By Robert Gibbons
As I started on this journey with the Lewis Latimer House as a Museum Educator, I wanted to determine how to interpret a legend for a modern audience. I asked myself the question, how was I to leave my fingerprint on a house that had fallen into disrepair and through generosity and benevolence, it was saved. So this is my query.
As I started researching him, I began googling all the definitions I could find on light. The word incandescent popped up in one of my engine searches. But it had several definitions that gave it a literal and a figurative meaning. The word incandescent could be my taking off point. The word incandescent was used to describe the light bulb, but what about incandescense to describe Latimer’s life, legacy, and person?
Born of parents who were enslaved, Latimer was blessed with a natural curiosity and a bright, intellectual precociousness that would make him a legend. That would make him a scientist-inventor and a renaissance man. And here we are in 2014, in the capitol of the lit world and I am not sure how Lewis would interpret this modern lighting dynamic. His birth of an idea was a literal and metaphorical lighting bolt, a modern technological advancement blazing with a desire to improve the daily lives of others. It is no wonder that he would be attracted to electricity.
From my vantage point, I am a person of the modern age; a person that has all the privileges of illumination and the benefits of hundreds of other everyday amenities, freedoms, and liberties powered by light that Lewis Latimer never knew in his lifetime.
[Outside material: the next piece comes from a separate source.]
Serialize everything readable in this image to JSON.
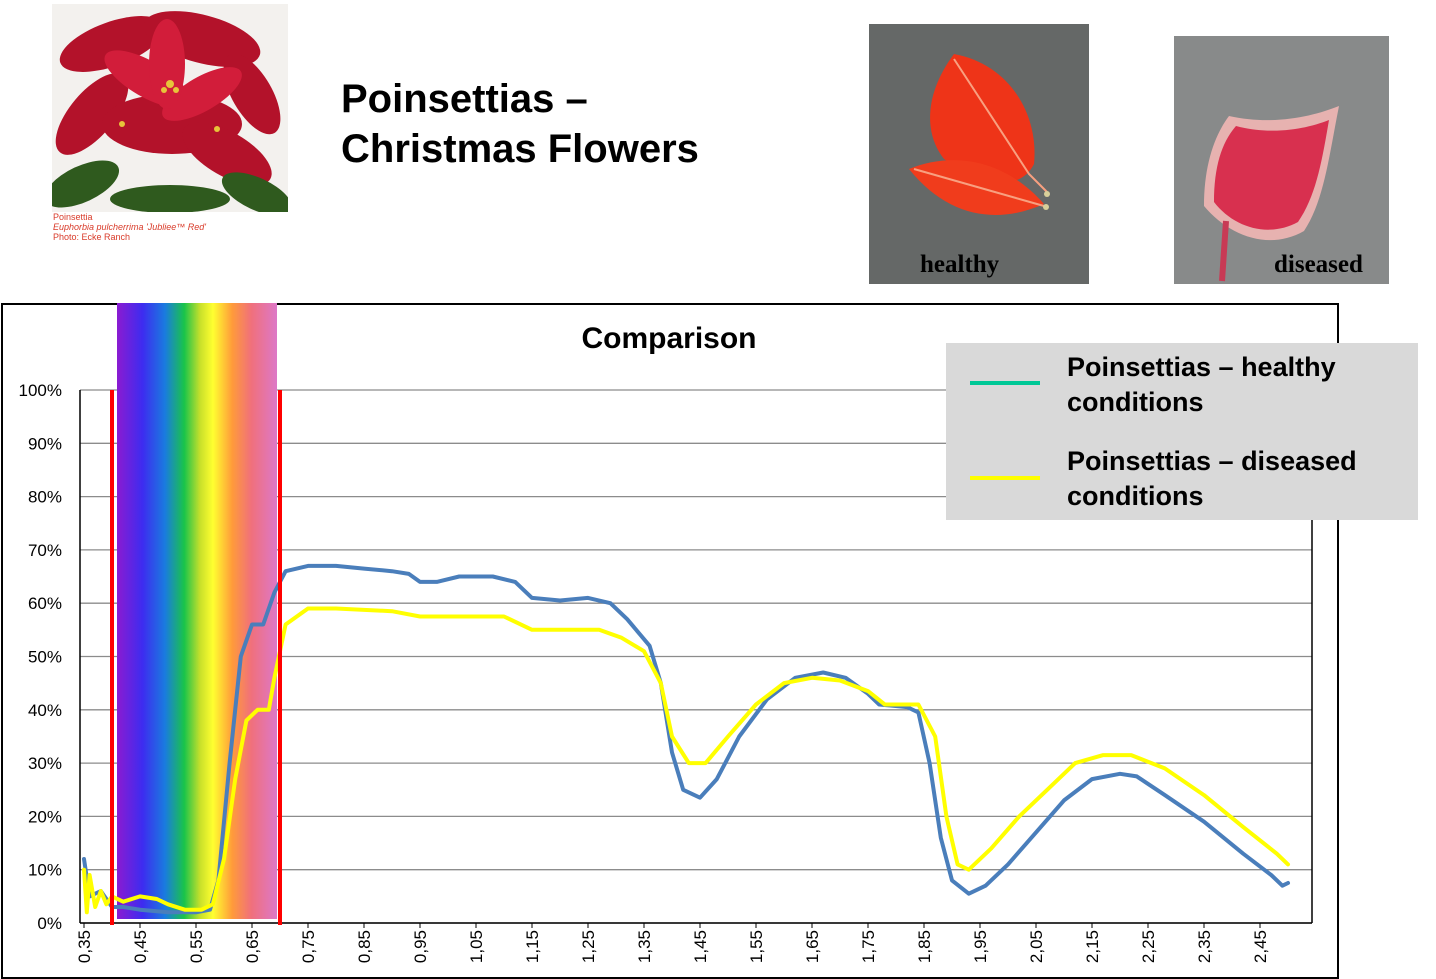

I cannot imagine an environment so addicted to the medium of light; to being able to survive a few minutes, or forgive hours, without street lighting that Latimer helped to install in this city as well as in the cities of London and Toronto.
As New Yorkers, we live in a city where night can look like day and there is no pure visual of the darkest midnight. There are visible signs on each corner of Latimer’s legacy. Every deli, bistro, and restaurant that is illuminated, bears his fingerprint. He was on the cutting edge and the advent of a new century receiving his first patent and publishing first his book before 1900. By sheer will and determination he invented himself as a Renaissance man before there was a documented Harlem Renaissance! He dared to not be conventional. I am an admirer of the will of his spirit. And for the internal fortitude that unearths such an incandescent spirit that must have been embodied by Lewis H. Latimer. May his historic house entice the curious, the technologically savvy and history buffs alike with enlightenment. It is the historic marker of a legend. Step into his light with me.